Well, I know from my own experience that bipolar is NOT a series of manic episodes, one after the other and lots of crazy, exciting roller coaster rides
Bipolar IS a series of manic episodes, one after the other,,, and endless fear, anxiety, depression, stress, anger, guilt, mistrust that follows
there are so many things I could type into this blog post but none would do bipolar justice
Bipolar mania is a monster in waiting, a demon in hiding, a jester dancing mischievously in the closet, trusting you to (finally) find your balance and then ungrounding you at the last minute and gripping you in its talons for weeks on end
and yet, something in you MUST have said yes (right?) to the manic ride because it feels so so SO much better than the mounds of social anxiety, pain, depression, you say yes (subconsciously that is, I don’t believe it’s a conscious decision) to what feels like living because it’s all you’ve known these past years

how can we say yes to something that is so tumultuous? says the general pop, how can you say yes to something so destructive?
Subconscious thoughts permeate my mind as I search for the answers to this question.
How can I say yes to something so delusional and psychotic? so escaped from reality even my Self can’t understand it just yet.
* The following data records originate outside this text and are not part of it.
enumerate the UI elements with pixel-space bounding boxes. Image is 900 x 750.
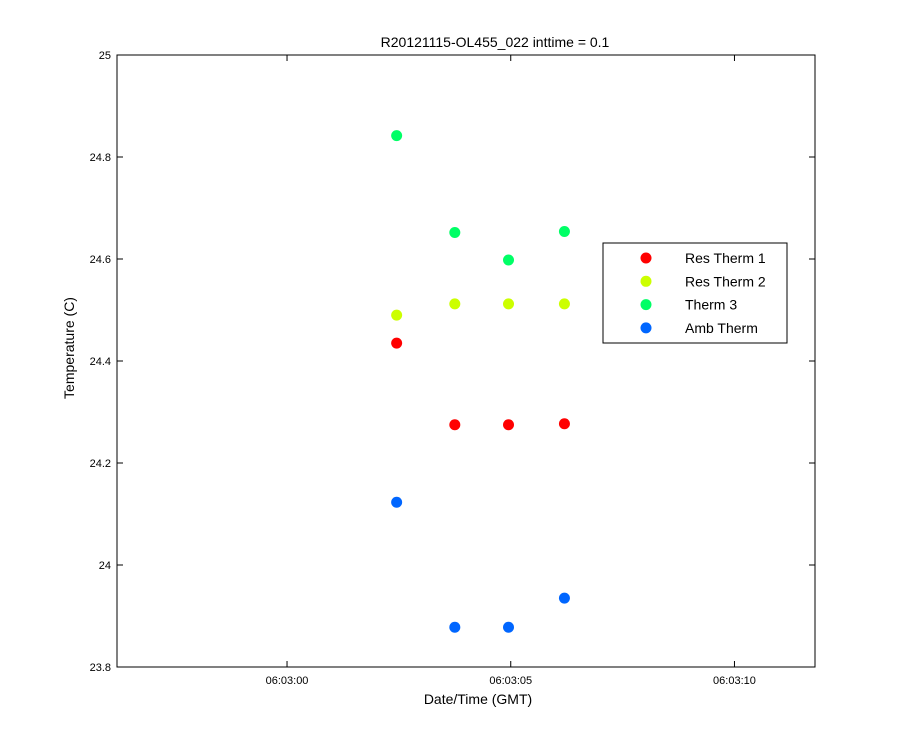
point-res-therm-2 <box>503 298 515 310</box>
point-therm-3 <box>558 225 570 237</box>
point-amb-therm <box>449 621 461 633</box>
point-amb-therm <box>391 496 403 508</box>
point-res-therm-2 <box>449 298 461 310</box>
data-points <box>391 130 570 633</box>
y-tick-label: 24 <box>99 560 111 572</box>
legend-label-amb-therm: Amb Therm <box>685 320 758 336</box>
y-tick-label: 25 <box>99 50 111 62</box>
point-amb-therm <box>503 621 515 633</box>
point-res-therm-1 <box>391 337 403 349</box>
point-res-therm-1 <box>449 419 461 431</box>
x-tick-label: 06:03:05 <box>489 675 532 687</box>
legend-marker-res-therm-1 <box>640 252 652 264</box>
point-res-therm-1 <box>558 418 570 430</box>
x-axis-title: Date/Time (GMT) <box>424 691 532 707</box>
legend-marker-res-therm-2 <box>640 275 652 287</box>
x-tick-label: 06:03:10 <box>713 675 756 687</box>
point-therm-3 <box>503 254 515 266</box>
x-tick-label: 06:03:00 <box>266 675 309 687</box>
legend-box <box>602 242 788 344</box>
legend-label-res-therm-1: Res Therm 1 <box>685 250 766 266</box>
y-tick-label: 24.6 <box>90 254 111 266</box>
point-res-therm-2 <box>391 309 403 321</box>
y-tick-label: 24.4 <box>90 356 111 368</box>
legend-marker-therm-3 <box>640 299 652 311</box>
legend-label-therm-3: Therm 3 <box>685 297 737 313</box>
y-tick-label: 24.8 <box>90 152 111 164</box>
legend-marker-amb-therm <box>640 322 652 334</box>
chart-title: R20121115-OL455_022 inttime = 0.1 <box>381 34 610 50</box>
point-amb-therm <box>558 592 570 604</box>
y-axis: 23.8 24 24.2 24.4 24.6 24.8 25 <box>90 50 815 674</box>
y-tick-label: 23.8 <box>90 662 111 674</box>
point-res-therm-1 <box>503 419 515 431</box>
legend: Res Therm 1 Res Therm 2 Therm 3 Amb Therm <box>602 242 788 344</box>
x-axis: 06:03:00 06:03:05 06:03:10 <box>266 55 756 687</box>
plot-area <box>116 54 816 668</box>
point-res-therm-2 <box>558 298 570 310</box>
point-therm-3 <box>449 226 461 238</box>
legend-label-res-therm-2: Res Therm 2 <box>685 273 766 289</box>
point-therm-3 <box>391 130 403 142</box>
y-tick-label: 24.2 <box>90 458 111 470</box>
y-axis-title: Temperature (C) <box>61 297 77 399</box>
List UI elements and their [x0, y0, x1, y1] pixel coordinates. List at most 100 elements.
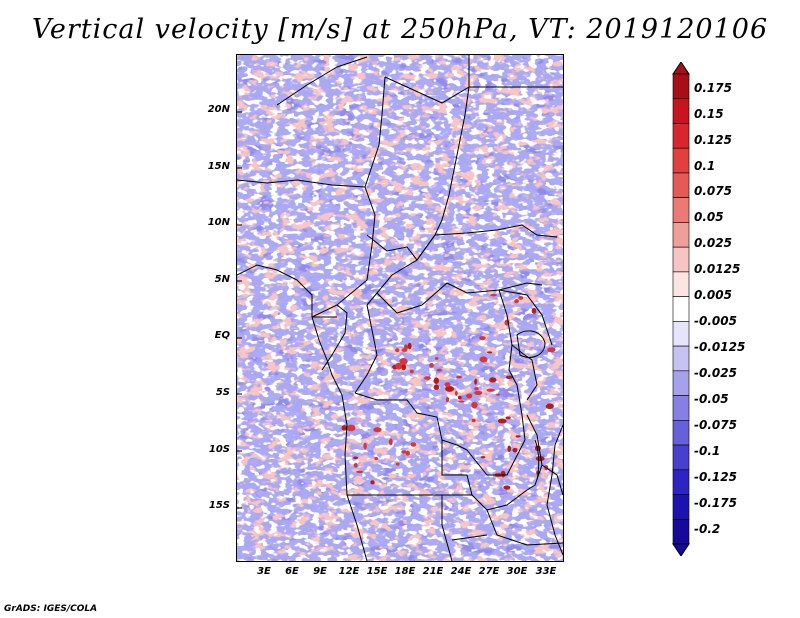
ascent-spot: [518, 295, 524, 300]
ascent-spot: [410, 442, 417, 447]
ascent-spot: [445, 385, 455, 392]
ascent-spot: [454, 390, 458, 396]
colorbar-arrow-top: [672, 62, 690, 75]
colorbar: [672, 62, 690, 556]
colorbar-label-015: 0.15: [694, 107, 724, 121]
ascent-spot: [353, 456, 359, 460]
ascent-spot: [545, 403, 554, 410]
ascent-spot: [505, 375, 514, 379]
colorbar-label-neg02: -0.2: [694, 522, 721, 536]
colorbar-swatch: [672, 444, 690, 471]
ascent-spot: [490, 293, 497, 297]
lat-label-20n: 20N: [207, 104, 230, 115]
ascent-spot: [480, 456, 486, 459]
coastline-west: [237, 264, 368, 561]
lat-ticks: [237, 111, 242, 509]
colorbar-label-neg0025: -0.025: [694, 366, 737, 380]
border-nigeria-cameroon: [311, 186, 376, 318]
border-southsudan-car: [366, 234, 436, 306]
ascent-spot: [374, 457, 379, 461]
lon-label-3e: 3E: [257, 566, 271, 577]
border-chad-sudan: [434, 86, 470, 236]
border-angola-zambia: [441, 440, 473, 496]
ascent-spot: [436, 368, 443, 372]
ascent-spot: [433, 377, 439, 384]
colorbar-arrow-bottom: [672, 543, 690, 556]
ascent-spot: [531, 307, 537, 314]
lat-label-eq: EQ: [214, 330, 230, 341]
ascent-spot: [535, 456, 545, 462]
lat-label-5n: 5N: [214, 274, 230, 285]
strong-ascent-spots: [341, 293, 556, 490]
ascent-spot: [403, 344, 409, 351]
ascent-spot: [474, 387, 479, 391]
ascent-spot: [409, 369, 414, 374]
colorbar-swatch: [672, 370, 690, 396]
ascent-spot: [457, 395, 462, 400]
ascent-spot: [395, 362, 402, 370]
ascent-spot: [496, 393, 501, 396]
colorbar-swatch: [672, 197, 690, 223]
ascent-spot: [474, 390, 483, 396]
field-neutral: [237, 55, 563, 561]
colorbar-swatch: [672, 98, 690, 124]
lake-victoria: [516, 330, 546, 358]
lat-label-5s: 5S: [215, 387, 230, 398]
ascent-spot: [471, 418, 476, 423]
colorbar-swatch: [672, 123, 690, 149]
colorbar-label-0075: 0.075: [694, 184, 732, 198]
colorbar-label-neg005: -0.05: [694, 392, 729, 406]
colorbar-swatch: [672, 469, 690, 495]
lat-label-10s: 10S: [208, 444, 230, 455]
lon-label-21e: 21E: [422, 566, 444, 577]
border-car-drc: [376, 282, 500, 314]
colorbar-swatch: [672, 518, 690, 545]
colorbar-swatch: [672, 271, 690, 297]
ascent-spot: [503, 485, 511, 490]
border-uganda-kenya: [498, 289, 553, 346]
lon-label-6e: 6E: [285, 566, 299, 577]
velocity-map: [236, 54, 564, 562]
lon-label-9e: 9E: [313, 566, 327, 577]
border-mozambique: [541, 464, 563, 496]
border-sudan-southsudan: [434, 224, 558, 238]
lat-label-15s: 15S: [208, 500, 230, 511]
border-namibia-botswana: [441, 495, 453, 561]
border-zambia-zimbabwe: [471, 489, 528, 511]
lake-malawi: [534, 439, 540, 481]
colorbar-swatch: [672, 395, 690, 421]
ascent-spot: [515, 435, 521, 438]
border-zambia-drc-south: [466, 439, 526, 476]
border-zimbabwe-south: [486, 509, 563, 546]
lon-label-12e: 12E: [338, 566, 360, 577]
colorbar-label-0005: 0.005: [694, 288, 732, 302]
colorbar-label-0125: 0.125: [694, 133, 732, 147]
border-niger-nigeria: [237, 179, 366, 188]
border-drc-angola: [354, 392, 468, 451]
border-lake-tanganyika: [511, 344, 538, 401]
lat-label-10n: 10N: [207, 217, 230, 228]
colorbar-label-neg0075: -0.075: [694, 418, 737, 432]
ascent-spot: [445, 397, 450, 403]
grads-credit: GrADS: IGES/COLA: [4, 604, 98, 614]
border-chad-niger: [364, 76, 386, 188]
lat-label-15n: 15N: [207, 161, 230, 172]
colorbar-label-neg00125: -0.0125: [694, 340, 746, 354]
colorbar-swatch: [672, 296, 690, 322]
ascent-spot: [434, 357, 439, 360]
lon-label-24e: 24E: [450, 566, 472, 577]
ascent-spot: [346, 424, 356, 432]
ascent-spot: [401, 363, 407, 371]
colorbar-label-neg0125: -0.125: [694, 470, 737, 484]
colorbar-swatch: [672, 73, 690, 100]
border-libya-chad: [384, 76, 470, 104]
ascent-spot: [370, 480, 375, 485]
lon-label-15e: 15E: [366, 566, 388, 577]
ascent-spot: [395, 462, 400, 466]
colorbar-swatch: [672, 494, 690, 520]
border-congo-drc: [354, 304, 378, 394]
ascent-spot: [407, 342, 412, 350]
colorbar-swatch: [672, 172, 690, 198]
ascent-spot: [489, 377, 497, 383]
ascent-spot: [395, 348, 400, 353]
I just want to go home, I think, and mania feels like home to me…hold up, don’t judge just yet. what I mean by that is
Manic behavior feels like a place I can exist freely from depression, away from anxiety, it doesn’t mean I want to drink, drug, or spend money – it just gives me a free place to exist, away from my demons
The goal, obviously, reminds rational me, is to find a safe space in my psyche that is free of these demons…and ALSO free of the manic monster…but I have not found that yet…
…and so the search continues, while the yearn to be free in fearless freedom tugs at my mind, the monster seductively swaying in its delusion and threatening to grip me with its one-hooked talon
can I live freely without mania? where is my freedom? do depression and anxiety just slowly disappear over time, or am I stuck with it forever? am I victim or am I captain of my ship?

Disclaimer: Manic-depression, Bipolar disorder, BPD (whatever you want to call it) is known by the Western paradigm to be a disease of the mind, it holds beliefs that we are victims of this disease and should be medicated our entire lives to control the swings in mood. It follows the disease model.
From my perspective, I believe I am (and people on my team agree) getting into the driver’s seat with my manic tendencies, keeping a journal and witnessing when my mood starts to slip (up OR down). I believe that I can be in charge of my mind (INCLUDING my anxieties, fears, and depression), through compassionate witnessing of the thoughts and emotions, with non-judgment. This being said, this practice is not perfect, and I have a long way to go. In essence, I am starting to realize that I am not a victim of my own “disease” as Western medicine calls it.